Current tests for the British and South African coronavirus variants are either expensive, time-consuming, or indirect. BGU scientists have developed a direct rapid cost-effective test that successfully identifies the British or South African variant. The tests reduce the time needed to determine whether an infection is caused by a variant from days to hours.
Their findings were just published on the preprint digital archive MedRxiv.
The current standard for coronavirus variants testing is sequencing the entire virus genome, which is expensive and time-consuming. Now, Dr. Karin Yaniv and Dr. Eden Ozer, under the supervision of Prof. Ariel Kushmaro, have developed two RT-qPCR rapid tests based on the gene deletion that differentiates the variants from the original SARS-CoV-2 strain.

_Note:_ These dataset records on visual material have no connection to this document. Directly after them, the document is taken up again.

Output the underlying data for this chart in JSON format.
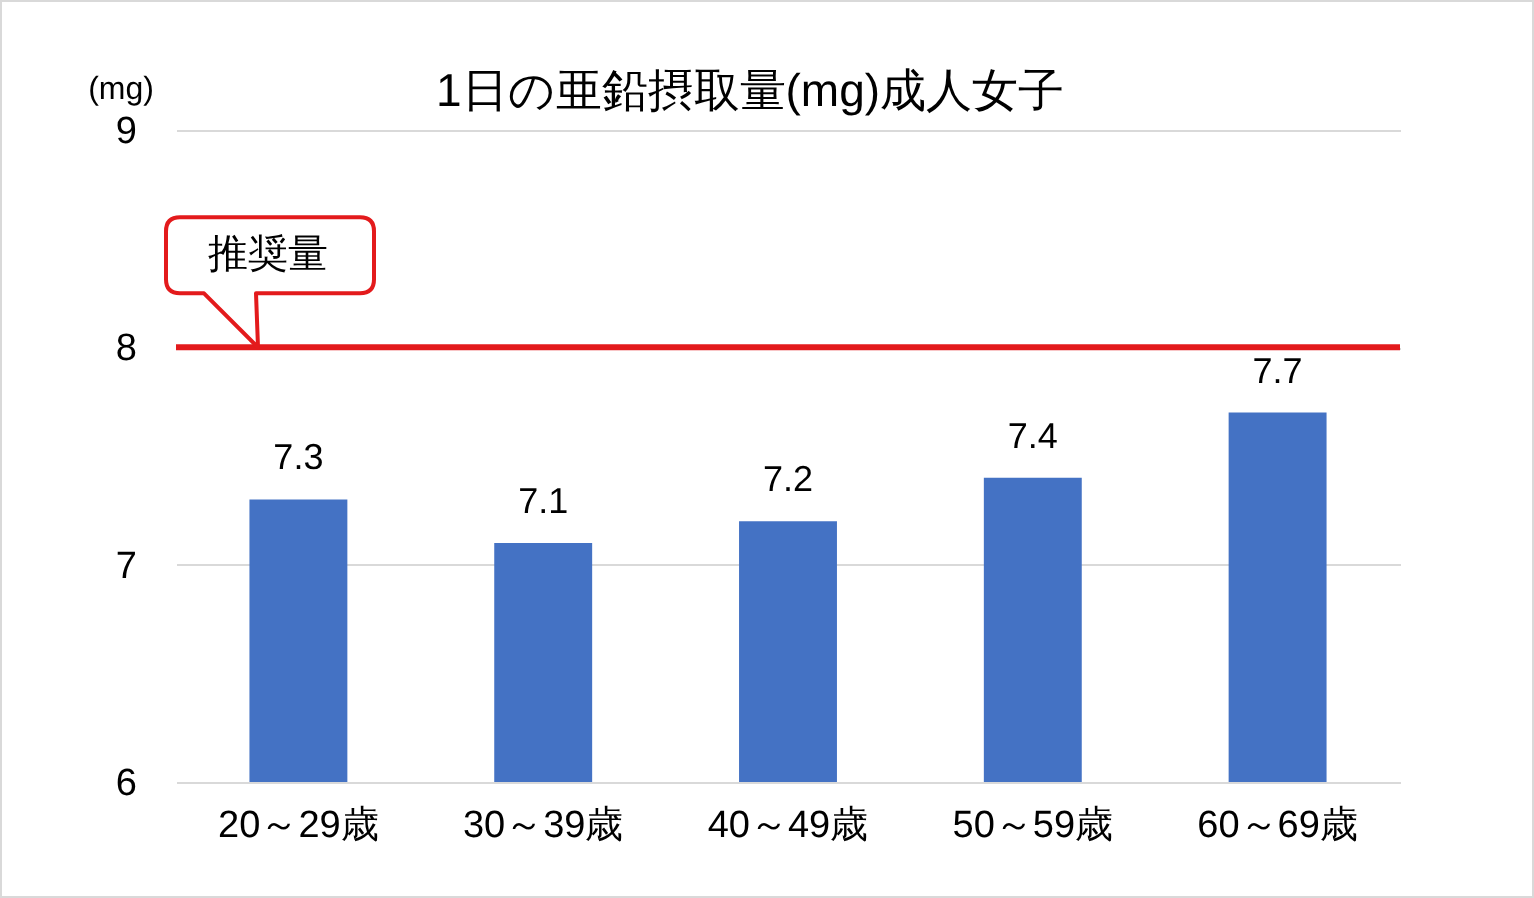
{
  "chart_data": {
    "type": "bar",
    "title": "1日の亜鉛摂取量(mg)成人女子",
    "ylabel": "(mg)",
    "categories": [
      "20～29歳",
      "30～39歳",
      "40～49歳",
      "50～59歳",
      "60～69歳"
    ],
    "values": [
      7.3,
      7.1,
      7.2,
      7.4,
      7.7
    ],
    "color": "#4472c4",
    "ylim": [
      6,
      9
    ],
    "yticks": [
      6,
      7,
      8,
      9
    ],
    "grid": "y",
    "data_labels": true,
    "ref_lines": [
      {
        "axis": "y",
        "value": 8,
        "label": "推奨量",
        "color": "#e31a1c"
      }
    ]
  }
}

The team tried their tests on sewage samples from Beer-Sheva and successfully detected the British variant and not the South African one, which corresponded to the variants prevalent in Israel at the time.
"My lab has been working hard throughout this pandemic to provide early warning and detection tools. Our detection system of corona in wastewater successfully completed a pilot program in 14 cities around Israel," says Prof. Kushmaro, "We continue to refine our research in service to humankind."
Dr. Yaniv and Prof. Kushmaro are members of the Environmental Biotechnology Lab and the Avram and Stella Goldstein-Goren Goren Department of Biotechnology Engineering?. Dr. Ozer is a member of the Department of Life Sciences. Additional researchers include Noam Plotkin and Nikhil Suresh Bhandarkar.